“Eğri otursan da doğru konuş” derler ya, kulakları çınlasın Vali Bahaeddin Güney’den sonra Yunus Emre gereği gibi anılamadı ve tanıtımı yapılamadı. Bir takım insanlar tarafından eleştirilse de eski valilerimizden Bahaeddin Güney, Birleşmiş Milletlerin duvarına harfleri Eskişehir’in en önemli simgelerinden birisi olan lületaşından yapılmış Yunus Emre’nin ‘SEVELİM SEVİLELİM BU DÜNYA KİMSEYE KALMAZ’ sözünü astırmıştı.
Onun döneminde Yunus Emre’yi anma haftaları dolu dolu geçerdi. İlk gün büyük Halk Ozanı Yunus Emre, mezarının başında anıldıktan sonra üç-dört gün boyunca uluslar arası ‘Yunus Emre Sempozyumu’ yapılır. Bu sempozyuma gerek Türkiye’den gerekse Türk Dünyası ülkelerinden çok sayıda ilim adamları katılırdı.
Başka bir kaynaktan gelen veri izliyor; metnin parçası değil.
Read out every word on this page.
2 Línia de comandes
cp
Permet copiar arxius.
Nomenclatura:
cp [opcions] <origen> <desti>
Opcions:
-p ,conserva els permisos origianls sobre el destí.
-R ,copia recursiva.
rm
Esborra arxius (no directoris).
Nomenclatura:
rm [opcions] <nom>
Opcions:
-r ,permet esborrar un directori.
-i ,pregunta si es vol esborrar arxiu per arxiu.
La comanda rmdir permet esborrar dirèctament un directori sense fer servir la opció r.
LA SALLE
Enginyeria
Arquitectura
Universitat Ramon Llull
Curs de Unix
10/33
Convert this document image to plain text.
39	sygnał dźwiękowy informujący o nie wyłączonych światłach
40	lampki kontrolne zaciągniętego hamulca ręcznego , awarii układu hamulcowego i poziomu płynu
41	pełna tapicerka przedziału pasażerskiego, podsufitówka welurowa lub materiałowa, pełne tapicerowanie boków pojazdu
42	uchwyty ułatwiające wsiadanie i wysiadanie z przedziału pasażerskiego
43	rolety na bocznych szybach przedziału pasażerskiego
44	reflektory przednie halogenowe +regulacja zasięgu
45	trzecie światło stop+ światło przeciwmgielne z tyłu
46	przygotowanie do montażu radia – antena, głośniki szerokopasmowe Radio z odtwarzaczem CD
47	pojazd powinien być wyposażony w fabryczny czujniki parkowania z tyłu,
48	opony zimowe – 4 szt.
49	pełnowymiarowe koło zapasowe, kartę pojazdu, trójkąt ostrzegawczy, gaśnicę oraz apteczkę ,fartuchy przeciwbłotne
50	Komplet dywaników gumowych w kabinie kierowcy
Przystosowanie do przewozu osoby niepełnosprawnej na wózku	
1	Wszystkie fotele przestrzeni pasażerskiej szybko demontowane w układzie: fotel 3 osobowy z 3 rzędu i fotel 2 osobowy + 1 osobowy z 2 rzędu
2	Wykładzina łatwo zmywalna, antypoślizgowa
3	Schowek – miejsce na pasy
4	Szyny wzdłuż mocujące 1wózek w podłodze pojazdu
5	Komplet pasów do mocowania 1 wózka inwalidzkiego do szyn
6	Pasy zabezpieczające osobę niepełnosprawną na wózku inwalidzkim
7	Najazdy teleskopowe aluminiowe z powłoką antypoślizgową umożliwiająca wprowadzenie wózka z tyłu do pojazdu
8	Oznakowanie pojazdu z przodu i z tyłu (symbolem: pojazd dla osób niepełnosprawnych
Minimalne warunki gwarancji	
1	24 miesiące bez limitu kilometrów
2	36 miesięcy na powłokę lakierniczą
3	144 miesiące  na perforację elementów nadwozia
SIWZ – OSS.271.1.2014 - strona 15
Ünlü şairlerin katıldığı, ‘Yunus Emre’nin şiirlerini okuma yarışması’, ‘Aşıklar Atışması’ gibi etkinlikler yapılırdı. Uluslar arası ‘Beyaz Altın’ festivali yapılırdı. Bu sayede bugün unutulmaya yüz tutmuş meslek arasında yer olan ‘Lületaşı İşlemeciği’ ve bu vesile ile ‘beyaz altın’ diye isimlendirilen ‘Lületaşı’nı yine tüm dünyaya tanıtılırdı. ‘Gümüş Festivali’ ile Alpu İlçesinde yaşayanların en büyük gelir kaynaklarından birisi olan Gümüş’ten yapılmış takıların tanıtılması sağlanırdı. Bu etkinliklere gerek yurt içinden gerekse yurt dışından çok sayıda katılımcılar gelir, yapılan bu etkinlikler bırakın Eskişehir’i dünyaya taşardı. Son yıllarda içine kapanık kutlamalarla adeta kendimiz çaldık kendimiz oynadık. Bu nedenle yıllar önce ünü Türk Dünyası ülkelerine taşan Yunus Emre, hem yurt içinde hem de yurt dışında nerede ise unutuldu.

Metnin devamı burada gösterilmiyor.